There is a great variety of activities and circumstances that one could consider a "folk experience." But this is after the fact. Those "folk" who actually participated in these activities never thought of them in these terms. A young mother singing a lullaby to a restless baby probably doesn't say to herself with great awe and wonder, "My goodness, I'm having a folk experience! Nor does the crew member on a four-masted schooner who is hauling on a line to raise the sails with a bunch of other men—and singing a chantey in order to establish a rhythm so they're all pulling at the same time instead of working against each other doesn't suddenly stop amd think, "Well, shiver me timbers!
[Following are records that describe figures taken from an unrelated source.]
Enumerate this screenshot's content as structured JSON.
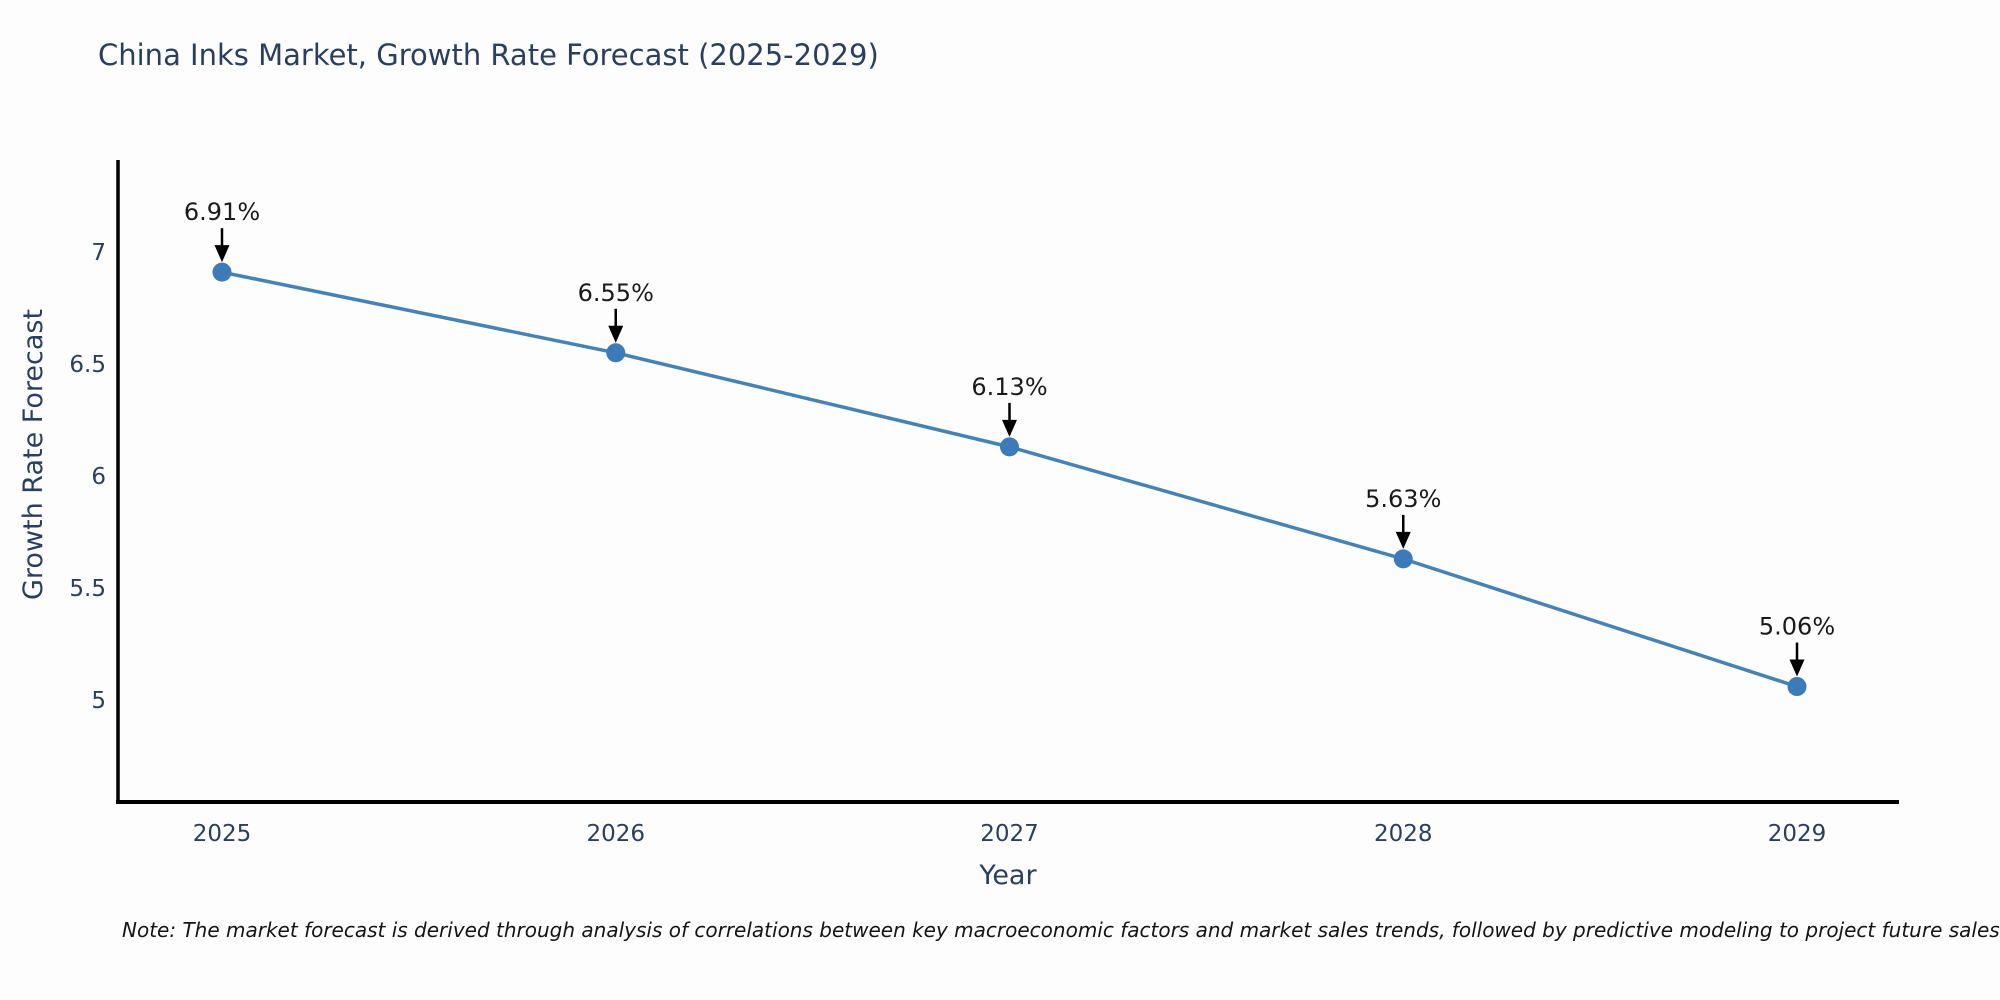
{
  "title": "China Inks Market, Growth Rate Forecast (2025-2029)",
  "note": "Note: The market forecast is derived through analysis of correlations between key macroeconomic factors and market sales trends, followed by predictive modeling to project future sales",
  "colors": {
    "line": "#4682b4",
    "marker": "#3d7ab8",
    "arrow": "#000000",
    "axis_line": "#000000",
    "tick_text": "#2a3f5f",
    "annotation_text": "#1a1a1a",
    "title_text": "#2a3f5f",
    "background": "#fdfdfe"
  },
  "chart_data": {
    "type": "line",
    "title": "China Inks Market, Growth Rate Forecast (2025-2029)",
    "xlabel": "Year",
    "ylabel": "Growth Rate Forecast",
    "categories": [
      "2025",
      "2026",
      "2027",
      "2028",
      "2029"
    ],
    "values": [
      6.91,
      6.55,
      6.13,
      5.63,
      5.06
    ],
    "point_labels": [
      "6.91%",
      "6.55%",
      "6.13%",
      "5.63%",
      "5.06%"
    ],
    "yticks": [
      {
        "label": "5",
        "value": 5
      },
      {
        "label": "5.5",
        "value": 5.5
      },
      {
        "label": "6",
        "value": 6
      },
      {
        "label": "6.5",
        "value": 6.5
      },
      {
        "label": "7",
        "value": 7
      }
    ],
    "ylim": [
      4.55,
      7.41
    ],
    "grid": false,
    "legend": false,
    "marker_style": "circle",
    "annotations": "value labels with down arrows above each point"
  }
}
We're all havin' us a 'folk experience!'" Nor the logger sitting by the fire in the bunkhouse with his mates after a long day's work and singing "Come all ye's" for entertainment think, "This is a 'folk experience!'" Nor, for that matter, does the young milkmaid playing a bit of "slap and tickle" with her shepherd swain out behind the barn as he sings a courting song think, "My goodness! I'm have a 'folk experience!'"

Nor, do I believe, a bunch of the guys sitting in a pub, all singing "Come landlord, fill the flowing bowl" or "Ninety-nine bottles of beer on the wall" as they swill down pints all suddenly stop, look at each other in amaze, and say—in chorus, "We're having us a folk experience!!"

Except, perhaps, Conrad, as his eyes cross and he starts to slide under the table.

No. It's obvious by now that he merely wants to find some sort of excuse or social sanction for simply getting hammered, sloshed, shit-faced, tanked, blitzed, bombed, wrecked, three sheets to the wind, drunk, loose, tipsy, trashed, jagged up, canned, smashed, fucked-up, intoxicated, inebriated, annihilated, laced, legless, and pukingly paralytic.

The guy's nothing more than an obnoxious drunk, and he's trying to make the fact not only socially acceptable, but somehow admirable!

Sorry. No sale!

Here's a question that might be worth contemplating:

I wonder what Conrad is hiding from?